Overview
The purpose of this article is to demonstrate public-key authentication in SSH/SFTP. SSH uses public-key cryptography to allow the remote computer to authenticate the user. SSH is typically used to log into a remote machine and to execute commands (e.g. logging into a remote unix machine). It can also be used to transfer files using the SFTP protocol. An SSH client program is typically used for establishing connections to an SSH server accepting remote connections (e.g. AnyClient).
Key Authentication
First, a pair of cryptographic keys is generated. The first of these keys is the public key and this resides on the remote server and is used by SSH to authenticate users who have the correct matching private key. The private key resides with the user and can be protected by a passphrase. When a user connects to the remote server both the private key and the passphrase are required in addition to the username/password combination. An SSH server, by default, listens on the standard TCP port 22.
In the following demonstration we are going to use Jscape Secure FTP Server as the remote server and AnyClient as the local client. This is laid in a series of steps :
Step 1 (Generating a client key)
Go to 'File -> Key Manager'. This will bring up the following screen :
Click on the 'Generate' button. This will bring up the following screen :
'Alias' is simply a name given to the generated key. These names can then be used to assign keys to
specific user(s). (The tutorial will show how to do this at a later stage)
'Period' - The number of days this key is valid.
'Common Name' - The name you wish to assign this key. For a client key this is typically the full name of the user e.g. John Smith.
'Organizational Unit' - The unit within the users organization that this key will be used for e.g. IT.
'Organization' - The users organization name.
'Locality' - The users city.
'State/Province' - The users state or province.
'Country code' - The users 2 character country code e.g. US.
Press the 'Ok' button after you have provided all of the above fields. This will bring up the following screen :
'Private key file' - The file you wish to export the private key to. This should be a valid 'PEM' file (e.g. license.pem). SSH authentication at this time only supports 'PEM' file types.
'File password' - The password used to protect private key. Leave blank for no password.
'Certificate file' - The file you wish to export certificate to. (This is not a required step)
'File type' - The format in which you wish to export certificate.
'Public key file' - The file you wish to export public key to.
'File type' - The format in which you wish to export public key.

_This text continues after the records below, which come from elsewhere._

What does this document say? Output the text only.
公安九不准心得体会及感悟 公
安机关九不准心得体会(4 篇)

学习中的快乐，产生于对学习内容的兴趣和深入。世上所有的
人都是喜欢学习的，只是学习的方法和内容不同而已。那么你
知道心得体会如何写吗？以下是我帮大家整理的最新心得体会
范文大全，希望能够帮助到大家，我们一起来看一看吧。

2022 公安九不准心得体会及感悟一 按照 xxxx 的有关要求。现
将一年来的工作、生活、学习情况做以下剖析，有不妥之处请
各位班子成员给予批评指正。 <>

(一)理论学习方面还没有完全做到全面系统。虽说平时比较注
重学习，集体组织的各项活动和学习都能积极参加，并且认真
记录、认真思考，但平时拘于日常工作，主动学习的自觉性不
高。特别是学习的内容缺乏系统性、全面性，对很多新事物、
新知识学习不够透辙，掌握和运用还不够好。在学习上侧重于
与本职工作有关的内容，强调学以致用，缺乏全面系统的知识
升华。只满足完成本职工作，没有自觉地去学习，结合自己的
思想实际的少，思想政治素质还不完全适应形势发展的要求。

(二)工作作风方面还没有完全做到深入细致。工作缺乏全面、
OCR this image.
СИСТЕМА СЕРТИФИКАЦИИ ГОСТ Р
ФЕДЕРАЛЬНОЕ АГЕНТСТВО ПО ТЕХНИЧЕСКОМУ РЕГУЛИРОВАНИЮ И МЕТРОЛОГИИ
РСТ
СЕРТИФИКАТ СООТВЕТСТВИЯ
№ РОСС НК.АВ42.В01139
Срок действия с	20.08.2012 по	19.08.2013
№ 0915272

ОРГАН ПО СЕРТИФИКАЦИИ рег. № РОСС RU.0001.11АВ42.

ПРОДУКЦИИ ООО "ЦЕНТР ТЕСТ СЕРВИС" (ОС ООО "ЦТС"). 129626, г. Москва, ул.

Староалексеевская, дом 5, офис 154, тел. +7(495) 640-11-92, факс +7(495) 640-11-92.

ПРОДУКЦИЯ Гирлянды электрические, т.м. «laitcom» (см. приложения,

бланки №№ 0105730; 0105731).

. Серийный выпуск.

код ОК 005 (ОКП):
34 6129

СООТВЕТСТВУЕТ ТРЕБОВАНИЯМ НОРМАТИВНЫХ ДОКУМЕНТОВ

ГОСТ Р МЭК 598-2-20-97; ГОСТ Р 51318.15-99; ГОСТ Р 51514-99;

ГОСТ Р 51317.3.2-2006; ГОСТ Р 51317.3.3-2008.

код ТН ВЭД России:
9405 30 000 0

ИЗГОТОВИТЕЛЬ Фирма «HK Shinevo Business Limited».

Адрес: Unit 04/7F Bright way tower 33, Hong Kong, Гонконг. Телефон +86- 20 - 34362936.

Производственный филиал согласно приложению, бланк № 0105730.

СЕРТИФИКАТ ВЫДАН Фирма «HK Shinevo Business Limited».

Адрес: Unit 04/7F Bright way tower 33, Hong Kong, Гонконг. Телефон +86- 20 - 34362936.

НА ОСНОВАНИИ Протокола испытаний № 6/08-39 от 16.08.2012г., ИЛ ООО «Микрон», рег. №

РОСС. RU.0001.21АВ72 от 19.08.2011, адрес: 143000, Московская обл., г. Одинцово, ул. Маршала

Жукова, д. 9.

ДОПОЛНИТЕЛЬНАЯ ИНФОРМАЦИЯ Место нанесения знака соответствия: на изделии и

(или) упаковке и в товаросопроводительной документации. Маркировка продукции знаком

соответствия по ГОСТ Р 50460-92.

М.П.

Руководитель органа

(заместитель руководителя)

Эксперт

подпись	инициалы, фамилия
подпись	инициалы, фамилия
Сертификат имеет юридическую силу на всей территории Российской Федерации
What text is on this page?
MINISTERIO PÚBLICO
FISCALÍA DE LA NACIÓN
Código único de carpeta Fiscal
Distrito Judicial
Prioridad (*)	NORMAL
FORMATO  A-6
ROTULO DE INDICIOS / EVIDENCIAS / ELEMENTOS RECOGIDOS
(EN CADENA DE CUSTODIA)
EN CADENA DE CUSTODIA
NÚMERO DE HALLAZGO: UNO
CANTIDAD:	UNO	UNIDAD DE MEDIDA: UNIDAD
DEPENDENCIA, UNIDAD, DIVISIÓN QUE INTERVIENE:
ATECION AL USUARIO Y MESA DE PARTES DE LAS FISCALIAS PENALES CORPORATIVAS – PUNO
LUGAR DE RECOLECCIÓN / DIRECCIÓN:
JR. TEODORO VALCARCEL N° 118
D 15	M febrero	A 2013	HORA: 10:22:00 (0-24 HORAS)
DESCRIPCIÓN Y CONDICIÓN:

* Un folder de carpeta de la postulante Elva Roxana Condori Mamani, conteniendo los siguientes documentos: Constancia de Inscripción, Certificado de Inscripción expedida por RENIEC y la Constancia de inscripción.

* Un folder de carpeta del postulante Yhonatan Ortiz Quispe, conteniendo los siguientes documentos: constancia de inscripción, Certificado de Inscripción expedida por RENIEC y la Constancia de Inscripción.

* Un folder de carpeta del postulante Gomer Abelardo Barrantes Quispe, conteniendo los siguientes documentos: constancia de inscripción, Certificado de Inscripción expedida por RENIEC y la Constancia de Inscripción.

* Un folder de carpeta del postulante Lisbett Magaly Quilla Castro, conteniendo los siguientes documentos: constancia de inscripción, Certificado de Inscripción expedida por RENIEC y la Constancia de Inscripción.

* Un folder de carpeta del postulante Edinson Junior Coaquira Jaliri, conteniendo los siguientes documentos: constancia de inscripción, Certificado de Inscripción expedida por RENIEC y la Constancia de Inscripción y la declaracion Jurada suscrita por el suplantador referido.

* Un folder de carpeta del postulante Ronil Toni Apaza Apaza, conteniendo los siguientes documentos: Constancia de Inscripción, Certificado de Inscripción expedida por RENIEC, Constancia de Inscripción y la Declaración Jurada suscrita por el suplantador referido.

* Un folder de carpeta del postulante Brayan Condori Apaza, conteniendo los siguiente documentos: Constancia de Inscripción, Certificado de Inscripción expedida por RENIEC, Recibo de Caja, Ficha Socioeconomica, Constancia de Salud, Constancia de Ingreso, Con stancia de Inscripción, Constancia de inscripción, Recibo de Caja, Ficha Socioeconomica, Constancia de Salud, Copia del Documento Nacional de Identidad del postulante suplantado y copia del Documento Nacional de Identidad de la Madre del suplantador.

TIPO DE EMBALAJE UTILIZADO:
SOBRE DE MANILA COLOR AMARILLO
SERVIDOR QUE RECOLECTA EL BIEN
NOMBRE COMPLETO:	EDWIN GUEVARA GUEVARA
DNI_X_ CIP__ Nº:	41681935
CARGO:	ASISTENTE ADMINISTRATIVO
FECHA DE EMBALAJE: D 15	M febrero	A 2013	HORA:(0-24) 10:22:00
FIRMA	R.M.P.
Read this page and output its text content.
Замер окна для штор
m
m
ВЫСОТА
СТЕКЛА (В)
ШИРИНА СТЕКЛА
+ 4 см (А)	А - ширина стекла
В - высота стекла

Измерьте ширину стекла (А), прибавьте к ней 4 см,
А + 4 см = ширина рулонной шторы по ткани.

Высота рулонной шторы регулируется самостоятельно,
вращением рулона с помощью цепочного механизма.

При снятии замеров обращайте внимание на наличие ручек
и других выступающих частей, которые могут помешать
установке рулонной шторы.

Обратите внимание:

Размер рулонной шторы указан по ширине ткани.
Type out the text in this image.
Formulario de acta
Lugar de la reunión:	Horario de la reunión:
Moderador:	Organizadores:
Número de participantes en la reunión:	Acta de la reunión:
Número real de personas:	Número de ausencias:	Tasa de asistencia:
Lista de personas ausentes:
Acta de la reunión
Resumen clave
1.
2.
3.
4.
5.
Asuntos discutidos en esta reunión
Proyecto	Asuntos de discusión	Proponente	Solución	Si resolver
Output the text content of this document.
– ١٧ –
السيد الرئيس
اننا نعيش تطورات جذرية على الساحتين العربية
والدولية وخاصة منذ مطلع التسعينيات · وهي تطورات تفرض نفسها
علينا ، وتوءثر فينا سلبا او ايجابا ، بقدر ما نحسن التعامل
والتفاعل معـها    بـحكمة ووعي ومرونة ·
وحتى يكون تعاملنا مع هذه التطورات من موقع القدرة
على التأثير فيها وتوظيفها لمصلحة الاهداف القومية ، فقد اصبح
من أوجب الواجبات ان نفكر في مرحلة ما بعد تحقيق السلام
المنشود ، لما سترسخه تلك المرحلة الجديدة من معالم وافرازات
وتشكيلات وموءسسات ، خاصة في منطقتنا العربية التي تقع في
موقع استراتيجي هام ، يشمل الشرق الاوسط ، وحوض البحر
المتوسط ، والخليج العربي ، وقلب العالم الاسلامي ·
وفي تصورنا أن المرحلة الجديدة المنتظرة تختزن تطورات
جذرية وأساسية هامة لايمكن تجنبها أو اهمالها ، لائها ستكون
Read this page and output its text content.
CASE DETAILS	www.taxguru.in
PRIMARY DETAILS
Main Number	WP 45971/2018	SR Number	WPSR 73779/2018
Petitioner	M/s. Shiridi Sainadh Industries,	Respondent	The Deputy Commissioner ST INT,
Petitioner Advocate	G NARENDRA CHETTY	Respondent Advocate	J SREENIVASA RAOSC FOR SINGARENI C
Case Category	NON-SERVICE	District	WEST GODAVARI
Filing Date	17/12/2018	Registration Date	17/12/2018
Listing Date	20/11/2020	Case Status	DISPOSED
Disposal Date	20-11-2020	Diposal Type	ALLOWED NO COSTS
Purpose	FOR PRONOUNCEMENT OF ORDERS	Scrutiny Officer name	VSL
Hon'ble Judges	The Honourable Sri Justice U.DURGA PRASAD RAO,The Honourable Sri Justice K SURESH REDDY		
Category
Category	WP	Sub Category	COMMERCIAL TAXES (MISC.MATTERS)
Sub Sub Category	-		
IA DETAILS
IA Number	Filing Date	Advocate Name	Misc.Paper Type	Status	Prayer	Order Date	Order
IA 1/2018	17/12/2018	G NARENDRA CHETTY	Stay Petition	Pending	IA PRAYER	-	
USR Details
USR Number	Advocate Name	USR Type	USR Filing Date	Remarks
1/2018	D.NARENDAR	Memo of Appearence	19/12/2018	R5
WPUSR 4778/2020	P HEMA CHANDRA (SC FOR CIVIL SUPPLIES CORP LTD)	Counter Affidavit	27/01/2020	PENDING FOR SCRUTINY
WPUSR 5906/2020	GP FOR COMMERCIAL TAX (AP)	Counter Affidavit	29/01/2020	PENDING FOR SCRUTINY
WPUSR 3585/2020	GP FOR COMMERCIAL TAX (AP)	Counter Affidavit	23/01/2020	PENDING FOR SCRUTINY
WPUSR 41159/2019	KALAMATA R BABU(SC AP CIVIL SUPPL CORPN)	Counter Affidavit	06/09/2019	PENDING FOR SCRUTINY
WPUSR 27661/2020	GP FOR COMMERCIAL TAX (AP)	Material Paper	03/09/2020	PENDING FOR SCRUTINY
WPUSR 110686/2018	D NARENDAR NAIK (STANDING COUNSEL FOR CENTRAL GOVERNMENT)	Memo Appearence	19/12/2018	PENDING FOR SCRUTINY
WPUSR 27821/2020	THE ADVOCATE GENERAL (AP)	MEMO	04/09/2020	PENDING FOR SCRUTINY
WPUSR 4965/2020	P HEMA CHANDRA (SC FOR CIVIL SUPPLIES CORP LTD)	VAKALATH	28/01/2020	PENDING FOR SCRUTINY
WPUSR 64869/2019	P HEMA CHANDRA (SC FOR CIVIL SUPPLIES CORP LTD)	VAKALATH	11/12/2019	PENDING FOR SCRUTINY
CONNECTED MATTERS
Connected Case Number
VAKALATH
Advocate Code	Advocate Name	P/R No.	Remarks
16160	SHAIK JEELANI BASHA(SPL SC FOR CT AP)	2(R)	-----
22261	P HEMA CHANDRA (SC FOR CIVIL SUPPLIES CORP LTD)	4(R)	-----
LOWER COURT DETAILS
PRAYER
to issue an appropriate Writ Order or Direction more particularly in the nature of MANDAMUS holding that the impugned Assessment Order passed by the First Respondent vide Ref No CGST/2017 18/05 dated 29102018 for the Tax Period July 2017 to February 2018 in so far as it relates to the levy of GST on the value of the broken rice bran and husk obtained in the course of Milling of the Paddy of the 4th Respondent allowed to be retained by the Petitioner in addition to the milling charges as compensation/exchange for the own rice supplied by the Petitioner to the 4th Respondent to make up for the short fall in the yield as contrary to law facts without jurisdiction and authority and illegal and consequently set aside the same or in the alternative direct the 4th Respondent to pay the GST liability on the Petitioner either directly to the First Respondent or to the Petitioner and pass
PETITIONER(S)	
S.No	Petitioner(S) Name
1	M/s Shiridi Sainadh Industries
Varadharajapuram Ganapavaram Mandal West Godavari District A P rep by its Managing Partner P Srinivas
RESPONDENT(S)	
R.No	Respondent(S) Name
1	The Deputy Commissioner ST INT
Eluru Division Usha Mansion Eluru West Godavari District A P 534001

When the 'Ok' button is pressed the license file is generated and saved to the specified location. However at this stage it cannot be used to connect from a client program. It needs to be assigned to user account(s) on the server. The article will demonstrate how to do this next :
Step 2 (Assigning generated keys to a user account)
Go to the 'Users' node under the server node. This will display a 'Users' tab displaying the users for this account. Select the account you want a assign a authentication key to and click the 'Edit' button. This will bring up the following screen :
Select the 'Info' tab as shown above. As you can see in the 'Client keys' section there are two keys available. I created these keys when writing this tutorial. You can select as many keys as you want to assign to the user. Remember that each key will have a separate valid PEM file that resides with the client (the user that connects to the remote server). Click the 'Ok' button to finish and save the assignment of keys.
This finishes the creation and assignment of authentication keys. Next we will show how to actually use this authentication key from a client program (AnyClient).
Start AnyClient on your PC. Go to 'File -> Site Manager'. This will bring up the following screen :
We will need a site to connect to the remote server. Click on the 'New' button on the screen above. This will bring you to the following screen :
I created a site called 'TestSite' with the settings shown.
'Host' - the name of the remote server. Port 22 is used for SSH connections.
'Username' - username of the account on the server.
'Password' - password of the account on the server.
'Connection Type' - Set this to 'SFTP/SSH' for the purposes of this tuorial. This will enable extra authentication options that must be provided before a successful connection can be made :
-) 'Private Key File' - this is the private key file generated from Step 1 above.
-) 'Key Password' - this is the private key file passphrase set in Step 1 above.
-) 'Use public key authentication' - Select this checkbox to use public key authentication.
-) 'Use password authentication' - Select this checkbox to use password enabled authentication.
The last two of the above options depend on the type of authentication the server expects for SFTP/SSH connections. This can be controlled by performing the following steps :
1) Select 'Services' node under Jscape Secure FTP Server.
2) Select SFTP service under the Services tab.
3) Click the 'Edit' button.
This will bring up the following screen :
Note that I used 'password AND publickey' option for the 'Authentication' category. Hence I need to select both 'Use public key authentication' and 'Use password authentication' checkboxes on the AnyClient connect option screen (previous screenshot). Click 'Connect' on the AnyClient screen, provided you have completed all steps correctly and provided all the right credentials AnyClient will forward you to it's file transfer interface screen.